Un’altra opzione è la donazione regolare, che può essere mensile oppure annuale: prevede l’invio di una somma fissa che in automatico, a seconda della tempistica desiderata, viene prelevata dal conto e destinata all’ente no profit indicato, assicurando così un sostegno costante nel tempo, permettendo a queste realtà di pianificare interventi a medio e lungo termine.

Un tipo di donazione che non richiede esborsi diretti è il 5×1000, attraverso cui lo Stato destina una parte dell’IRPEF (l’imposta sul reddito delle persone fisiche) a queste associazioni anziché trattenerla come richiede la legge.

Esistono poi altre forme di donazioni benefiche, come le raccolte fondi, l’acquisto di regali solidali (in cui una parte del costo di un prodotto fisico viene devoluta a una causa specifica), o le donazioni in memoria di una persona scomparsa.

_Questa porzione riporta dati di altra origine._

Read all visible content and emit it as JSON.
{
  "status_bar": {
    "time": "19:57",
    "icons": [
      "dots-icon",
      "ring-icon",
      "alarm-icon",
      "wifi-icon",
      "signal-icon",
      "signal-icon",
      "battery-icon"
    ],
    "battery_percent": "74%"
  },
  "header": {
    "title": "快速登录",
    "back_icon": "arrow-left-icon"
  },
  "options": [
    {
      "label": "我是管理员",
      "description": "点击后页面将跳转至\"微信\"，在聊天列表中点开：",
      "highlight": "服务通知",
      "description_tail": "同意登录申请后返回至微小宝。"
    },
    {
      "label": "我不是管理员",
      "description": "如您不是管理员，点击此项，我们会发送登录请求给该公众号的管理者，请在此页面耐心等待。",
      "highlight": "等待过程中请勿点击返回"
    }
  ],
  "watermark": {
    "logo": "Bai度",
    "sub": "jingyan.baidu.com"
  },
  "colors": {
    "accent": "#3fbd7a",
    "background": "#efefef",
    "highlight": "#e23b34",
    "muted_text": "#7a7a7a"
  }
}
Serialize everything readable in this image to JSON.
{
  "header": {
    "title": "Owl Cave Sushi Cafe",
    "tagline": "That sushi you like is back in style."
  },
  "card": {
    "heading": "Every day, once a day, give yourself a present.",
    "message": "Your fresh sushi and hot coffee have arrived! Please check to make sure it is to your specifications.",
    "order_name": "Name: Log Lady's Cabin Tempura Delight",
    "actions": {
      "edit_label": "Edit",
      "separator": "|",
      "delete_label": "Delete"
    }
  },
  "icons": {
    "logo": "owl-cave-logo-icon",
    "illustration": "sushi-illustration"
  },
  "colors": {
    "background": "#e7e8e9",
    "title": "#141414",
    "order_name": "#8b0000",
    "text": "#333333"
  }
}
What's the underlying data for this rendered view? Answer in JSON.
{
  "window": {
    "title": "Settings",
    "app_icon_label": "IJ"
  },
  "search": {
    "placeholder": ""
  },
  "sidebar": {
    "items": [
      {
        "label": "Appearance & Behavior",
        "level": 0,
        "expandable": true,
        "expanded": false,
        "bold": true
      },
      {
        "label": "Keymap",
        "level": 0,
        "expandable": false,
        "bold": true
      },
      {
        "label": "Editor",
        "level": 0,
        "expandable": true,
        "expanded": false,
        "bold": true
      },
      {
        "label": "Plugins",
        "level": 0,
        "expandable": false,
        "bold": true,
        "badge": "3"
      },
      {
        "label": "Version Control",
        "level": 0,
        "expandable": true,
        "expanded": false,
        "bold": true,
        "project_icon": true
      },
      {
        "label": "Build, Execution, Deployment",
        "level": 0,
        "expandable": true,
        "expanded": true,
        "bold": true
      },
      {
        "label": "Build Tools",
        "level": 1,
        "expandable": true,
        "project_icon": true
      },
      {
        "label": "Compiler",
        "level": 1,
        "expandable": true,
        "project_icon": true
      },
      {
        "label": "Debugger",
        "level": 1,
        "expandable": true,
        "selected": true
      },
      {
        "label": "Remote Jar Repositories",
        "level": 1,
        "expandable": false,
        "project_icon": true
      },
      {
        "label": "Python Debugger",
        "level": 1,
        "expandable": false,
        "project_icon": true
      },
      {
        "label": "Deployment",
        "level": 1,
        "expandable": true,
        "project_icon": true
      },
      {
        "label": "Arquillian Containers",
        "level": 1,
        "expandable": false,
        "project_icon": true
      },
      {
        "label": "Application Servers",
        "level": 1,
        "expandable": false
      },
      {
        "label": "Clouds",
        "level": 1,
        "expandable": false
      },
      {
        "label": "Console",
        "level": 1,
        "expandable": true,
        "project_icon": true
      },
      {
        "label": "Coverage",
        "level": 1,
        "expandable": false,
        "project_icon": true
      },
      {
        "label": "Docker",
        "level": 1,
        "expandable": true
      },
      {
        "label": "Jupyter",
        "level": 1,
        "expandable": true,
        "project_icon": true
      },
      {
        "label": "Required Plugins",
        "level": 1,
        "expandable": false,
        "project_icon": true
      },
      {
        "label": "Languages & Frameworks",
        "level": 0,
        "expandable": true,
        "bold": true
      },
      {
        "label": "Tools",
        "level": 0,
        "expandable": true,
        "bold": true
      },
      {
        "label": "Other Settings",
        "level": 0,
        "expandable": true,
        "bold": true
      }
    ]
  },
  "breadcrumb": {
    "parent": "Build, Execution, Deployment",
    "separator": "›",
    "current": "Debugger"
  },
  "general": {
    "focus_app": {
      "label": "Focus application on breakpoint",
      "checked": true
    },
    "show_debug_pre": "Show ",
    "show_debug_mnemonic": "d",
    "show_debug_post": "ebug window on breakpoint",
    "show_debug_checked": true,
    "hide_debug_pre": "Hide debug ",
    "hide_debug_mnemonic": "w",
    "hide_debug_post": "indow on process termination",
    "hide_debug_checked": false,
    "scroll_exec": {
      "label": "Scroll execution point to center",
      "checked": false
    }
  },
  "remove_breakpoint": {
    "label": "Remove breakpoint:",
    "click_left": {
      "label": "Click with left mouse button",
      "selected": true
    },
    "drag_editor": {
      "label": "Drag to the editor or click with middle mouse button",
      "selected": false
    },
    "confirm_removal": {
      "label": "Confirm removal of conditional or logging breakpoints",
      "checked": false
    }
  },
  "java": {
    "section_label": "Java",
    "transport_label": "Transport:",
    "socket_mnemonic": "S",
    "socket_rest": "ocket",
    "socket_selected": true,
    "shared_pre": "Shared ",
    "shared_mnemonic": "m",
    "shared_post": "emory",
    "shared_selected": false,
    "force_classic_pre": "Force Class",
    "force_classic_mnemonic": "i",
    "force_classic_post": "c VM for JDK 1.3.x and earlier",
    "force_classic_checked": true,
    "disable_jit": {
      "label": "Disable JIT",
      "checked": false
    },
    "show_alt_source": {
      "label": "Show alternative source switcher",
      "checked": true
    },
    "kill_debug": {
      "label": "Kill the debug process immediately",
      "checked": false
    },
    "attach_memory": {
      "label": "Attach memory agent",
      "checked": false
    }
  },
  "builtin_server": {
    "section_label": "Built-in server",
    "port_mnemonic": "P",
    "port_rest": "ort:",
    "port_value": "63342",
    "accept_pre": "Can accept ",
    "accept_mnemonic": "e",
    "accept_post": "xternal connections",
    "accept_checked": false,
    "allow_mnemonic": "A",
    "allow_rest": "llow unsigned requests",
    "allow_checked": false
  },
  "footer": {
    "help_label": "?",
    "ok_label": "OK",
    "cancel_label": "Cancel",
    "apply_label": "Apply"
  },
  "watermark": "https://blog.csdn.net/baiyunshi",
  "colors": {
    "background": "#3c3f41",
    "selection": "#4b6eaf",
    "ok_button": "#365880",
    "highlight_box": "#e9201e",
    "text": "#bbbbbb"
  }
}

Infine, chi desidera contribuire dopo la propria scomparsa può optare per il lascito testamentario, un atto nel testamento con cui si destina una parte del proprio patrimonio a scopi benefici.

Benefici fiscali

Le donazioni ad associazioni no profit possono essere scaricate, generando un importante vantaggio dal punto di vista fiscale. Ogni donazione per cause benefiche può infatti essere detratta o dedotta dal reddito durante la dichiarazione dei redditi.

Nel primo caso, si può ridurre l’importo dell’imposta lorda sul reddito delle persone fisiche di un valore pari al 30% del totale delle donazioni, sia in denaro che in natura, per un totale di 30.000 euro l’anno.

Nel secondo caso, si può dedurre fino a un massimo del 10% del reddito complessivo.